Geada: There was actually a paper published at DAC by HiSilicon about exactly how to model the stress. There are two conventional approaches. The dominant one up to now has been you run a whole bunch of vectors that you think model worst case. The problem is modern designs are actually extremely power-conscious, power-aware and power-limited, so everybody applies techniques to reduce power. The most common technique is clock gating. Clock gating, unfortunately, exacerbates stress because all of a sudden you are leaving a part of your design static, and that’s actually the worst case for aging because now you’re applying stress for a long period of time without any recovery effect. All of a sudden, some reset signal or somebody is crossing in front of my car or a signal doesn’t wake up for a couple of hours and said there’s something there, and now the chip has to wake up that circuitry and respond.
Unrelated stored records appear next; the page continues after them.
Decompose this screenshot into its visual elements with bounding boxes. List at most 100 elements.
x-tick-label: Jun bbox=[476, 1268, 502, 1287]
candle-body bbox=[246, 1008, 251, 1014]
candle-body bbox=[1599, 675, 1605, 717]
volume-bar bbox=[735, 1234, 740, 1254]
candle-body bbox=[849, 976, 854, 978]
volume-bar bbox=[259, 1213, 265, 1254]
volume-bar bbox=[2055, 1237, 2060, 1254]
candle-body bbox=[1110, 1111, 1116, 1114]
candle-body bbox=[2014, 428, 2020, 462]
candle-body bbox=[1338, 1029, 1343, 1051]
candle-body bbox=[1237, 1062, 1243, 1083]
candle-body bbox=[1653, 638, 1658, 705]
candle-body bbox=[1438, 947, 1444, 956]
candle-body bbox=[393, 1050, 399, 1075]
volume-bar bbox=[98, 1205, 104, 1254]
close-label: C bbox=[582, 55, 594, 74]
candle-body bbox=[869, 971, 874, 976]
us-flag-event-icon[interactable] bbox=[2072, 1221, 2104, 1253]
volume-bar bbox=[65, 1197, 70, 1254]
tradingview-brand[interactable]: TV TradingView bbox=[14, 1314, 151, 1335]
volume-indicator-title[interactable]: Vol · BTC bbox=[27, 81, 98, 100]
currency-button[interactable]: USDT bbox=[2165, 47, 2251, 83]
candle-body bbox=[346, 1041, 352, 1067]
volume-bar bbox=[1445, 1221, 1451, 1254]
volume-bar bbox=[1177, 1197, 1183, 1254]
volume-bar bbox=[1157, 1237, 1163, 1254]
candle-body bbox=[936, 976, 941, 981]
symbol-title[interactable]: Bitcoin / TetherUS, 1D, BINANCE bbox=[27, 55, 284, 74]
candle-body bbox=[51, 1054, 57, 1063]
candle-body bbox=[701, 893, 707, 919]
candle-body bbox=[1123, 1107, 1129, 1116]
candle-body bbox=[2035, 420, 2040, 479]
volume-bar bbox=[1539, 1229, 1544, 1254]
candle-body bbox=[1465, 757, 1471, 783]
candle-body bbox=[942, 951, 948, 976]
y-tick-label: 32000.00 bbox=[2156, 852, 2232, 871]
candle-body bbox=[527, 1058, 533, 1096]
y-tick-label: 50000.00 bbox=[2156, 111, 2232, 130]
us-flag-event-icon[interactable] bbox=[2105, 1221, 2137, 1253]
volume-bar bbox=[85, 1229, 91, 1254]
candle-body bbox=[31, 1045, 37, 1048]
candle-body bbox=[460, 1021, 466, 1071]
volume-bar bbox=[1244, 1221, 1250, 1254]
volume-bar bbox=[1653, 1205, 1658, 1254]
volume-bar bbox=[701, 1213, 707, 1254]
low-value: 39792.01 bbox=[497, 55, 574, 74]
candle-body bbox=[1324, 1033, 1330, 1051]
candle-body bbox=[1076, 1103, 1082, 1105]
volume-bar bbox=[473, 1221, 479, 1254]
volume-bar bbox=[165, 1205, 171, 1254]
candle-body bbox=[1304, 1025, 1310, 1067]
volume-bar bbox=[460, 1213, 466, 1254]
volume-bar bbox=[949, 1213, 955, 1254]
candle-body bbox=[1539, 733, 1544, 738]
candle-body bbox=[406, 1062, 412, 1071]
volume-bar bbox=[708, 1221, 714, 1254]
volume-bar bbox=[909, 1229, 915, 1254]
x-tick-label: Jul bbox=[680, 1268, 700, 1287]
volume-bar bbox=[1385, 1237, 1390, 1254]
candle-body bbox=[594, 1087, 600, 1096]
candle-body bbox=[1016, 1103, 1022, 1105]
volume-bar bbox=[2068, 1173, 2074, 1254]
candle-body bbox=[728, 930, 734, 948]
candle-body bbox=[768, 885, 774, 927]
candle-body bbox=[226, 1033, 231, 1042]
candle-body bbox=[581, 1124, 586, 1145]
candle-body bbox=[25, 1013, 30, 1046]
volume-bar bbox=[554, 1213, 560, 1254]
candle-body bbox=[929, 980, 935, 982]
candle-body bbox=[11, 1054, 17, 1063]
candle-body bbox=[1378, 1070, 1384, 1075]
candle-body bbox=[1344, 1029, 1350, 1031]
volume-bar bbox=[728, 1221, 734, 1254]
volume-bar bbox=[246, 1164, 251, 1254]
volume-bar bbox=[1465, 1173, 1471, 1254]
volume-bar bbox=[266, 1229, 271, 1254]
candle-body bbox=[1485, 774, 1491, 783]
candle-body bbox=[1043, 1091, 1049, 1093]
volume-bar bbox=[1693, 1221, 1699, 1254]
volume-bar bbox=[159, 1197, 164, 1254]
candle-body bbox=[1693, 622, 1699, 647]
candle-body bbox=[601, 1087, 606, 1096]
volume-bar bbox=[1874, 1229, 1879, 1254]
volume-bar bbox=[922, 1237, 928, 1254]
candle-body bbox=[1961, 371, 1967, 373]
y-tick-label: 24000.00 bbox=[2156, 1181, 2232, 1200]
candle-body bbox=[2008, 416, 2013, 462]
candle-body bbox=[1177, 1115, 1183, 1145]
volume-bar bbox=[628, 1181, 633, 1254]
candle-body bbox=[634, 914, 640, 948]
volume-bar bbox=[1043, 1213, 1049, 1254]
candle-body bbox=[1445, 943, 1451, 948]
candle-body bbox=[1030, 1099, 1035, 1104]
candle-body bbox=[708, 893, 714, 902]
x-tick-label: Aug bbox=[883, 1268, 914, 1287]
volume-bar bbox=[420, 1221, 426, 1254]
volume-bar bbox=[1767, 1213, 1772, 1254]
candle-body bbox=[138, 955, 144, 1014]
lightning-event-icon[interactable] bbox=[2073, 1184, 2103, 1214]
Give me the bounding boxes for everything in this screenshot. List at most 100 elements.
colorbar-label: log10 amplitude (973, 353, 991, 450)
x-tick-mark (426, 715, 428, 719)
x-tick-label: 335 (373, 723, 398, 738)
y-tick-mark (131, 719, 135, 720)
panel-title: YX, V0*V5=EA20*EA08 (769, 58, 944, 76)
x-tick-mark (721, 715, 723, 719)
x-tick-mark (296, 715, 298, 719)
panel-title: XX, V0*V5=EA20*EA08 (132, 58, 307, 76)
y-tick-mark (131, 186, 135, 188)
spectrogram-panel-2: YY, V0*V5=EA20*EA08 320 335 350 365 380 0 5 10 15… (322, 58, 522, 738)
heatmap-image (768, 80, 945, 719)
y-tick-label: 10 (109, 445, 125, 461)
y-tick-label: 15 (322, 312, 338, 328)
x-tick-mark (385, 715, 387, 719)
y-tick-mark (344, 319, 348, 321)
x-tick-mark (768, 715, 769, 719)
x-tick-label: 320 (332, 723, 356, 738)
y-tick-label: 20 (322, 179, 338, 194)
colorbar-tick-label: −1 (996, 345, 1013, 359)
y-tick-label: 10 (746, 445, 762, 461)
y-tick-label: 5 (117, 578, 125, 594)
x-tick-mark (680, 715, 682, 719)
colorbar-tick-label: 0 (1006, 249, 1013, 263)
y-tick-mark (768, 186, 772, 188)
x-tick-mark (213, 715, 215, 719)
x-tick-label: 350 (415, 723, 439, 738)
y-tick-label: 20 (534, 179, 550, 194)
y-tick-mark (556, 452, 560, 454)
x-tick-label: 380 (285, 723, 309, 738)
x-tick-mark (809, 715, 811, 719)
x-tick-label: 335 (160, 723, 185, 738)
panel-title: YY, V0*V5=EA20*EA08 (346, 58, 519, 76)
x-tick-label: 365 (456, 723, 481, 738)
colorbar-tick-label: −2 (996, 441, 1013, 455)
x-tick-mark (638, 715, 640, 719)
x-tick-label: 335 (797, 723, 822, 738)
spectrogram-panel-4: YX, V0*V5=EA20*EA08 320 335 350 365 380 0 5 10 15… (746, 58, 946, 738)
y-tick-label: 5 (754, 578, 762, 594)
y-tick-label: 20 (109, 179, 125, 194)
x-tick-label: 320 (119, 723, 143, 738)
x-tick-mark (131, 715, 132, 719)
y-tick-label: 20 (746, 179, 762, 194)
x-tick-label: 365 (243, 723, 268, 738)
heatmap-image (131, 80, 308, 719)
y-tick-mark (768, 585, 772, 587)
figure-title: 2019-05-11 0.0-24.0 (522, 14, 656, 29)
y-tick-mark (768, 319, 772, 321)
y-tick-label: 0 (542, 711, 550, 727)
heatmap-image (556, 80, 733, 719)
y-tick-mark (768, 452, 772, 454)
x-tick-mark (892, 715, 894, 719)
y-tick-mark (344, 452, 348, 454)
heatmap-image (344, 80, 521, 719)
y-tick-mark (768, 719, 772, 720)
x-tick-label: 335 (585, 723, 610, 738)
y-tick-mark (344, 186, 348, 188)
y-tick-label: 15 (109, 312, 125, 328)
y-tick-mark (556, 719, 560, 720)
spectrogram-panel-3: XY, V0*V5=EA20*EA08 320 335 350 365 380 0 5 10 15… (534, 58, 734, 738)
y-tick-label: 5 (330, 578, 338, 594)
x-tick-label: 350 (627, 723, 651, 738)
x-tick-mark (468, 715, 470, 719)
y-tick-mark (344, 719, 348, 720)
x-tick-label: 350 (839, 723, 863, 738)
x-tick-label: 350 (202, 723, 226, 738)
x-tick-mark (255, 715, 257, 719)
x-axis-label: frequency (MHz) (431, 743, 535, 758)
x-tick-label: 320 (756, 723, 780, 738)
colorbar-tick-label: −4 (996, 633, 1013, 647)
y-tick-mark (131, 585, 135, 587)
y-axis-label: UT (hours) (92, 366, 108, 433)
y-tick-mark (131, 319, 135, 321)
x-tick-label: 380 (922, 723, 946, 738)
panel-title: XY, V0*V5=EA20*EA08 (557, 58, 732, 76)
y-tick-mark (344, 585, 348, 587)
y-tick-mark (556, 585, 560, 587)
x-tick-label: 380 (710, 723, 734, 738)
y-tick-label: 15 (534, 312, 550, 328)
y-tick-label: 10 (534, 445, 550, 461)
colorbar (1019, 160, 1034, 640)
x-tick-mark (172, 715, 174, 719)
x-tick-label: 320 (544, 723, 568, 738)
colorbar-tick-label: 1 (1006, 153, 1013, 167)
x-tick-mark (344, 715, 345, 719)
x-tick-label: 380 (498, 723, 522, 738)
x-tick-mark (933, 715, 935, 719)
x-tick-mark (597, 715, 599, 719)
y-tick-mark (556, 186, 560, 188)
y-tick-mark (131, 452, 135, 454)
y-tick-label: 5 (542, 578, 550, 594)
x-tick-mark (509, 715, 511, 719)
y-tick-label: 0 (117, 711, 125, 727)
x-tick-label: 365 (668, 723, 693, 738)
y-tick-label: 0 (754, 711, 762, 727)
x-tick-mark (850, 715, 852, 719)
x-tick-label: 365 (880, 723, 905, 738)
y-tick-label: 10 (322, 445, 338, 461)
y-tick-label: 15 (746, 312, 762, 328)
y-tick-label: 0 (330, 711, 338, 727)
At that precise moment when it’s critical, the chip is actually responding at its slowest because it’s just now recovering from a major stress condition. However, there is a way now to do this vector-less by automatically determining for every individual condition what’s the worst-case gating condition that will have exacerbated this stress pattern. This was a paper published at DAC.
Khan: But if we do not turn it down for a longer period of time, then it’s booting up at that stage. And then you say we have left them in stress for a longer period of time. But if we allow them a sufficient time to be up and running in the right state, then we save the power.
Geada: Regardless of how much we like science, this is engineering. We don’t need to necessarily understand it as well as we can measure it. We can work around it. So if we know the worst-case behaviors, we can add circuitry or change the design so that these conditions do not hang around long enough to cause a problem. From the old reliability know-how, there are techniques of having clock gating that doesn’t stay gated one way or the other for forever. Every once in a while it puts in a recovery blip so that all the signals toggle, and the circuit never goes to its worst case. But they cost something, so you want to apply those techniques to relieve problems rather than blanket them everywhere.